Sénégal : la Turquie prend le relais de la France pour sécuriser les côtes

Le Sénégal opère un virage stratégique dans la protection de ses eaux territoriales. Après avoir mis fin à la présence militaire française en 2024, Dakar mise désormais sur la Turquie pour assurer une partie de la surveillance de ses 350 kilomètres de littoral. Cette décision, portée par le président Bassirou Diomaye Faye et son Premier ministre Ousmane Sonko, marque une refonte profonde des alliances sécuritaires du pays, interrogeant la communauté internationale : cette transition représente-t-elle une véritable autonomie stratégique, ou simplement un changement de tutelle ?

Une rupture assumée avec les partenaires historiques

L’élection du tandem Bassirou Diomaye Faye et Ousmane Sonko en avril 2024 a scellé une reconfiguration radicale de la politique étrangère sénégalaise. L’expulsion des Forces françaises au Sénégal, effective à l’été 2024 puis finalisée en 2025, répondait à une promesse électorale : tourner définitivement la page des accords postcoloniaux perçus comme des entraves à la souveraineté. La présence prolongée des militaires français, héritage des Éléments français au Sénégal (EFS), était devenue un boulet pour un gouvernement élu sur un discours de libération politique.

Ce retrait n’a pas laissé le champ libre bien longtemps. La Turquie, qui étend depuis dix ans son influence en Afrique, a saisi l’opportunité. Ankara propose désormais au Sénégal un partenariat maritime, un secteur clé pour un pays dont la zone économique exclusive (ZEE) s’étend sur 158 000 km². Cette étendue recèle des enjeux majeurs : pêche durable, migration irrégulière et potentiel hydrocarbures, autant de défis que Dakar entend désormais maîtriser en solo.

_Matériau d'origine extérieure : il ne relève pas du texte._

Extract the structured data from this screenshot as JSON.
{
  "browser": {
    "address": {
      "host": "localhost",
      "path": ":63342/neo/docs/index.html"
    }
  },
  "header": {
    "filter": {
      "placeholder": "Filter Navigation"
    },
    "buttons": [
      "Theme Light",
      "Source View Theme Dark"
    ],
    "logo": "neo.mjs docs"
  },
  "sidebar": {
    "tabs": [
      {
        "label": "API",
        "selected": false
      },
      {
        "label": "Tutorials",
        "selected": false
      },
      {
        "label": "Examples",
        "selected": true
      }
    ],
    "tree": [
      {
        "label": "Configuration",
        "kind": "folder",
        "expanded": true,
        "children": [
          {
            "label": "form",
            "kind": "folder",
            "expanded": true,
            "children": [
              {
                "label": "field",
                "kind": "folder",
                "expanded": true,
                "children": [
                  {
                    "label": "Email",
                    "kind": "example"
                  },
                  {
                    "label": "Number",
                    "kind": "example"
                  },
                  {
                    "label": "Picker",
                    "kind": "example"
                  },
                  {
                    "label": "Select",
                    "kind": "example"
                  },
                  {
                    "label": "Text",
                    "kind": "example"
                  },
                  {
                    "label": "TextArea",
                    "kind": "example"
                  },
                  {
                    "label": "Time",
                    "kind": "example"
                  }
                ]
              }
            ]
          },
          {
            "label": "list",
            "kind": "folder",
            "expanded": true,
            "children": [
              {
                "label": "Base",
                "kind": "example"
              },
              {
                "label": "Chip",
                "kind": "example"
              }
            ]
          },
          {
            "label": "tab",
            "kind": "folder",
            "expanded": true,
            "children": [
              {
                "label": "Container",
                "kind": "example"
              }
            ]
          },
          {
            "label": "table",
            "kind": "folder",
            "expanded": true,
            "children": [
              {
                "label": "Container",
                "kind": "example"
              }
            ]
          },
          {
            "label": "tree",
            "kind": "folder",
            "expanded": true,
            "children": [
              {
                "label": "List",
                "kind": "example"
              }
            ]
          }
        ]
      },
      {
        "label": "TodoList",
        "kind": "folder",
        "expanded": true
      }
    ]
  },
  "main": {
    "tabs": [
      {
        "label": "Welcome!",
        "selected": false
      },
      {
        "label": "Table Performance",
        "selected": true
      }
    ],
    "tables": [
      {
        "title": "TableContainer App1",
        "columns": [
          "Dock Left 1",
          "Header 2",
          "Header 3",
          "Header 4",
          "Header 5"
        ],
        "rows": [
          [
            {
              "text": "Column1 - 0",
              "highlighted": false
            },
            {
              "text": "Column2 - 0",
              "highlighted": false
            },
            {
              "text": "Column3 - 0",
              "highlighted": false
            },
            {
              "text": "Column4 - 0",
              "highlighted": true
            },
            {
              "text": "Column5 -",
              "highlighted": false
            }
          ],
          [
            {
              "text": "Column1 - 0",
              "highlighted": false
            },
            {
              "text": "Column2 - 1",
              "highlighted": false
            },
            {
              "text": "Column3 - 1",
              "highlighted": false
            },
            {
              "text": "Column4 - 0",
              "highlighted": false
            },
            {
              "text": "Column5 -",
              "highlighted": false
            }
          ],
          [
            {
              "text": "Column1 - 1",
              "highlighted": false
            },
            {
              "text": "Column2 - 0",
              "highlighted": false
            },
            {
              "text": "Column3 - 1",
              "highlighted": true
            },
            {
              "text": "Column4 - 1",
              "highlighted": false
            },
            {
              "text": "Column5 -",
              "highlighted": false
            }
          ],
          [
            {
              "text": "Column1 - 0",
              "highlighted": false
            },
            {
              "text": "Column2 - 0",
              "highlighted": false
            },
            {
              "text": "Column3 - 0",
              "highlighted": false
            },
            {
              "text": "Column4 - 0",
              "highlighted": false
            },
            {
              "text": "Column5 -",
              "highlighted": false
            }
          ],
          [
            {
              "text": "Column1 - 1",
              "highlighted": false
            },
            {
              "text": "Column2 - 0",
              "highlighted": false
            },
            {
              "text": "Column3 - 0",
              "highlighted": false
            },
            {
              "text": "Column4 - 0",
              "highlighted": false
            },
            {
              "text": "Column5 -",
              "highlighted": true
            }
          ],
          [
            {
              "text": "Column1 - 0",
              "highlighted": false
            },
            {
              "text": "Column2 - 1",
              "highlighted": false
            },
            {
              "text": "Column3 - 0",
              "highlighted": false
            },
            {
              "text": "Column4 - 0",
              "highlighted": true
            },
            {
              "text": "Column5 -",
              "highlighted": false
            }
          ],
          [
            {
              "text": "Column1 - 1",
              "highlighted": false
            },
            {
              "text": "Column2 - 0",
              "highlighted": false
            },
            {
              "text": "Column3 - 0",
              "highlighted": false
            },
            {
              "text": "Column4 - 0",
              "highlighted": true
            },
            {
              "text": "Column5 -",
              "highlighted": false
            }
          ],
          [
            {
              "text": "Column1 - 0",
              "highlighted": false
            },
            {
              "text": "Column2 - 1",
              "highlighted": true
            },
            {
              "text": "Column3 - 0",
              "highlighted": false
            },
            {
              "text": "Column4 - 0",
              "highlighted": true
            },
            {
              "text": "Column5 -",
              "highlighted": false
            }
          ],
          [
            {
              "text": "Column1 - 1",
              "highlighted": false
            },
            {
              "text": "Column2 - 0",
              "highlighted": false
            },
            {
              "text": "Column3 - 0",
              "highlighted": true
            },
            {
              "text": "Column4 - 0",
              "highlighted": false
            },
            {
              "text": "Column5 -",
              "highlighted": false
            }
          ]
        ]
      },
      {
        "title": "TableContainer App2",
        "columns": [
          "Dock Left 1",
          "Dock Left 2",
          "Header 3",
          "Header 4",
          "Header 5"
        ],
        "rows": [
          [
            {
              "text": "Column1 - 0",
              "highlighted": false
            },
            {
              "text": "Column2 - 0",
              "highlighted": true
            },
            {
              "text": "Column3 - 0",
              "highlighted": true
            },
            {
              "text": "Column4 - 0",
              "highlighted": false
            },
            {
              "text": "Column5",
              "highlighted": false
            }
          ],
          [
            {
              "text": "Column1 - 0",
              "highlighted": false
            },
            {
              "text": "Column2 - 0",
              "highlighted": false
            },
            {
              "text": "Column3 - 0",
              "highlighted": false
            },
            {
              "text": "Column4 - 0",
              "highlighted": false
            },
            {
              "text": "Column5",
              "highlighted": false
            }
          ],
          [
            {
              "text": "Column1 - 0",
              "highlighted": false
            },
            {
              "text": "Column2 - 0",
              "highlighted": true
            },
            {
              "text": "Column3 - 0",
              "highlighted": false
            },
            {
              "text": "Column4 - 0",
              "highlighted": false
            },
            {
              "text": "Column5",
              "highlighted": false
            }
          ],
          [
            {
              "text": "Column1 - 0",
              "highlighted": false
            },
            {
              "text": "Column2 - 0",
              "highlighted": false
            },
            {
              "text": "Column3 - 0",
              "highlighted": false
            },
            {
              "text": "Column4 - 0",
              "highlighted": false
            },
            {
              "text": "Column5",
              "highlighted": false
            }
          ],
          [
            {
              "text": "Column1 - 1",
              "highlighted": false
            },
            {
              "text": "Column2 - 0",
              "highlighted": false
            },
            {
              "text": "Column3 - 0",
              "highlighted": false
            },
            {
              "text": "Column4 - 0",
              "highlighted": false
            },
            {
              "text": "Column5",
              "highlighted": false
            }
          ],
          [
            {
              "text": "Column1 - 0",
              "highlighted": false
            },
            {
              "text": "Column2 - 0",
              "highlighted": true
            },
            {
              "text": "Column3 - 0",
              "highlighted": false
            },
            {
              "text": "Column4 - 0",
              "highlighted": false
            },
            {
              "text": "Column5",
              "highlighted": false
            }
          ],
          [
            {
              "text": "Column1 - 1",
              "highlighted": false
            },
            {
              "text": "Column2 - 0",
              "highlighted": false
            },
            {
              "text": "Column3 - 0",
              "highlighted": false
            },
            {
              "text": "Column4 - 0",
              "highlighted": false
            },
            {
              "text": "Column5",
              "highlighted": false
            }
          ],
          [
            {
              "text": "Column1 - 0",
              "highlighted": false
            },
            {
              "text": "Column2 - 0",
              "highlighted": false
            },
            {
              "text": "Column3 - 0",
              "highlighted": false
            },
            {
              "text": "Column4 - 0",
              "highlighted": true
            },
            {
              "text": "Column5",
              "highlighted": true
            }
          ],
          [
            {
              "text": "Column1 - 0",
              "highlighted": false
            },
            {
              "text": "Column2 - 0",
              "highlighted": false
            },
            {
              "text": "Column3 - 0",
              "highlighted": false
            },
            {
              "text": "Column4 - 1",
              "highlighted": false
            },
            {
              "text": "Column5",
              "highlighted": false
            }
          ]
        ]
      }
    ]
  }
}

Ankara, nouvelle puissance maritime en Afrique de l’Ouest

Le choix de la Turquie n’est pas le fruit du hasard. Ankara a érigé l’industrie de défense en levier d’influence globale, via des géants comme Baykar (drones TB2), ASELSAN (technologies électroniques) ou ARES Shipyard (navires militaires). Ces entreprises sont déjà actives dans plusieurs pays africains, du Niger au Togo, en passant par la Tunisie et le Nigeria. Pour le Sénégal, l’offre turque pourrait inclure des patrouilleurs modernes, des systèmes de surveillance électronique et des formations spécialisées pour les marins locaux. Une approche clé en main qui séduit Dakar.

Cette collaboration s’inscrit dans un contexte régional tendu. Le golfe de Guinée, avec ses 5 000 kilomètres de côtes, est l’une des zones maritimes les plus inquiétantes au monde en matière de piraterie, pêche illégale et trafics transfrontaliers. Les pertes économiques liées à la pêche illicite, non déclarée et non réglementée (INN) s’élèveraient à plusieurs milliards de dollars par an pour les pays ouest-africains. Pour le Sénégal, sécuriser ses eaux n’est donc plus seulement une question de souveraineté, mais aussi de survie économique.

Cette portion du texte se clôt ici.